According to the Migration Observatory of  the University of  Oxford, up to 50,000 Commonwealth-born residents who arrived in the UK pre-1971 have not had their residency status made permanent.

Since 2012, the Home Office enforced systematic immigration checks on those intending to open bank accounts, applying for a driving licence, and accessing medical care.

The demand of  burden of  proof has meant that undocumented Commonwealth-born UK residents, the majority of  whom are from the Caribbean, have had to produce documentation that predates 1971 to prove their residency.

Numerous cases pointing to the harsh treatment of  undocumented residents by the Home Office have emerged over the past few months.
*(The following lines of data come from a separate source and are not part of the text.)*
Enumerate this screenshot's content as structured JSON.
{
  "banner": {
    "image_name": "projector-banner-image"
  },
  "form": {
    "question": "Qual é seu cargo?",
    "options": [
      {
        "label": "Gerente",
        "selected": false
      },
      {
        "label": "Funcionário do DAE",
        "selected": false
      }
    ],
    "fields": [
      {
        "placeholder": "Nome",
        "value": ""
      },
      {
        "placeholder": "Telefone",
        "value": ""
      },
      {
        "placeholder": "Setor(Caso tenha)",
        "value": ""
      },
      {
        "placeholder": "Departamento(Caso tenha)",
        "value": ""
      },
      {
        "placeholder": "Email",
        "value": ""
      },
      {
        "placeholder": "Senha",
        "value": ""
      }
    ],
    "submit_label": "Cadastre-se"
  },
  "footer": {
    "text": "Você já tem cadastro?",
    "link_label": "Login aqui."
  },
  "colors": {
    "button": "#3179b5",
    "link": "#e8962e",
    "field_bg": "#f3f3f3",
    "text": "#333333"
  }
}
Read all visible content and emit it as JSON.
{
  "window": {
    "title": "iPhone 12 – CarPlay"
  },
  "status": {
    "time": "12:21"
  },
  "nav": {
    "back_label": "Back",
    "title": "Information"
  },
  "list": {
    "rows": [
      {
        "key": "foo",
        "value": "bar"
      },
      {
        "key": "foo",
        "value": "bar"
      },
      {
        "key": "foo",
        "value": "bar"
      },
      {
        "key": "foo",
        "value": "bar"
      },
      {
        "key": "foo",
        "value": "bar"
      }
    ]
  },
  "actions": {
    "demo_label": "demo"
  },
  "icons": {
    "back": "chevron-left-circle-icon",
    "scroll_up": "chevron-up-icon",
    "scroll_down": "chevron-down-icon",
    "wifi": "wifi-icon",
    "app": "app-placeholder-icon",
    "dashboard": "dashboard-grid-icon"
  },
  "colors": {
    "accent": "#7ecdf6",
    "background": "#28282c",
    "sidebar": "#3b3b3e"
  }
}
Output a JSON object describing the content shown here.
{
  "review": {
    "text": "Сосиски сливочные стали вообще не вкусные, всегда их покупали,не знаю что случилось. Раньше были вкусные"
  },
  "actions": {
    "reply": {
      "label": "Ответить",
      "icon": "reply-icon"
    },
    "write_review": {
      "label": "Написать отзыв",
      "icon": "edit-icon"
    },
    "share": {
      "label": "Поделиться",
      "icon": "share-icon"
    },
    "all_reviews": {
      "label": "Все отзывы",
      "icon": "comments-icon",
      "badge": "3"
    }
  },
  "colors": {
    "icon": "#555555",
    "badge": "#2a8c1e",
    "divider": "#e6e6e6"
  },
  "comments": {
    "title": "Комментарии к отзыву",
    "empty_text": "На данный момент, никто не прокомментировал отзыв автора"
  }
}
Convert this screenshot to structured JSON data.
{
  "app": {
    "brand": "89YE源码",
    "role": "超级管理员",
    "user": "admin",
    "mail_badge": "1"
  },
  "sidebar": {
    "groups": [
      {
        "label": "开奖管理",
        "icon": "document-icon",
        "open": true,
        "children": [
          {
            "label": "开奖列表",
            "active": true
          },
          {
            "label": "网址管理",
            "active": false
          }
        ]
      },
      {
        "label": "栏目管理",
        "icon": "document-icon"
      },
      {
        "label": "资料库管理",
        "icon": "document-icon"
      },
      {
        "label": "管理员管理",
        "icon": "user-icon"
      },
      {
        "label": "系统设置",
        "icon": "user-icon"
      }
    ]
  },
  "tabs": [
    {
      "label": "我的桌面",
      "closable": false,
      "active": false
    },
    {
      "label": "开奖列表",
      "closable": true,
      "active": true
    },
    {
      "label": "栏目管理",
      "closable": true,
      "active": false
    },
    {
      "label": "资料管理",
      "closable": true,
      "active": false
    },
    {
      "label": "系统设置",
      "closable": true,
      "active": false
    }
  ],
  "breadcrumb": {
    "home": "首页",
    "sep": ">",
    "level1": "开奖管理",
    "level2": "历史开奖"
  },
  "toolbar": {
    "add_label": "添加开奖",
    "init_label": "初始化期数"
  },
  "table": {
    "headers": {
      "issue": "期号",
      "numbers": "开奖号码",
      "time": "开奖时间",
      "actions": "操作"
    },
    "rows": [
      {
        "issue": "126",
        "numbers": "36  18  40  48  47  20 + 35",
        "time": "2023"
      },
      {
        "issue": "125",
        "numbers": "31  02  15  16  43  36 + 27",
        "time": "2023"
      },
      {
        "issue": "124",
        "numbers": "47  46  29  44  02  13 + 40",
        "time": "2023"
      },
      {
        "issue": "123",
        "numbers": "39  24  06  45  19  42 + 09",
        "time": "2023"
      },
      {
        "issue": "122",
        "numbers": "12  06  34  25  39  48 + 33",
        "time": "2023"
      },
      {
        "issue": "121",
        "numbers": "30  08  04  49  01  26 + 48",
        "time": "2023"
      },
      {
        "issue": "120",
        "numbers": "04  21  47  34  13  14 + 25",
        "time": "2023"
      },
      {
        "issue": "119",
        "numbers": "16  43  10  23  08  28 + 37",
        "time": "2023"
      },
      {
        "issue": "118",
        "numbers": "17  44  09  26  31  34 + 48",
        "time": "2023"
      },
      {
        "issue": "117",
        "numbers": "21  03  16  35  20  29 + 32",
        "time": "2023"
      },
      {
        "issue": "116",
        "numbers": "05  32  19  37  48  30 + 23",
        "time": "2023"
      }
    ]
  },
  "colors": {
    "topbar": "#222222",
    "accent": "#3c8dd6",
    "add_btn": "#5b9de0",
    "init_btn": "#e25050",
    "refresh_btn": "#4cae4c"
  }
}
Paulette Wilson, a grandmother who lived and worked in the UK for 51 years, was detained in Yarl's Wood Immigration Centre and threatened with deportation to Jamaica, a country she had not visited since the age of 10, after she was told she was illegal.

Wilson is one of  many individuals deemed illegal by the Home Office, resulting in the denial of  their right to work, their access to bank accounts and medical care, subsequently being forced to report to detention centres with threats of  deportation.

 

Meanwhile, a 63 year old Jamaican man who has lived in London for 44 years has been told he must pay 54 thousand pounds up front for life-saving therapy on the National Health Service (NHS).

Albert Thompson who has worked in the UK for three decades and paid his taxes has been denied healthcare as the Home Office can find no record on him.

In an interview with the Daily Mail newspaper, Thompson said he lost the passport he arrived in the UK with several years ago.

Without a British passport — which he has never had and cannot now get because there is no documentary proof of  his arrival in the UK as a teenager in 1973 — landlords will not house him, and the NHS has told him that it will not give him further treatment.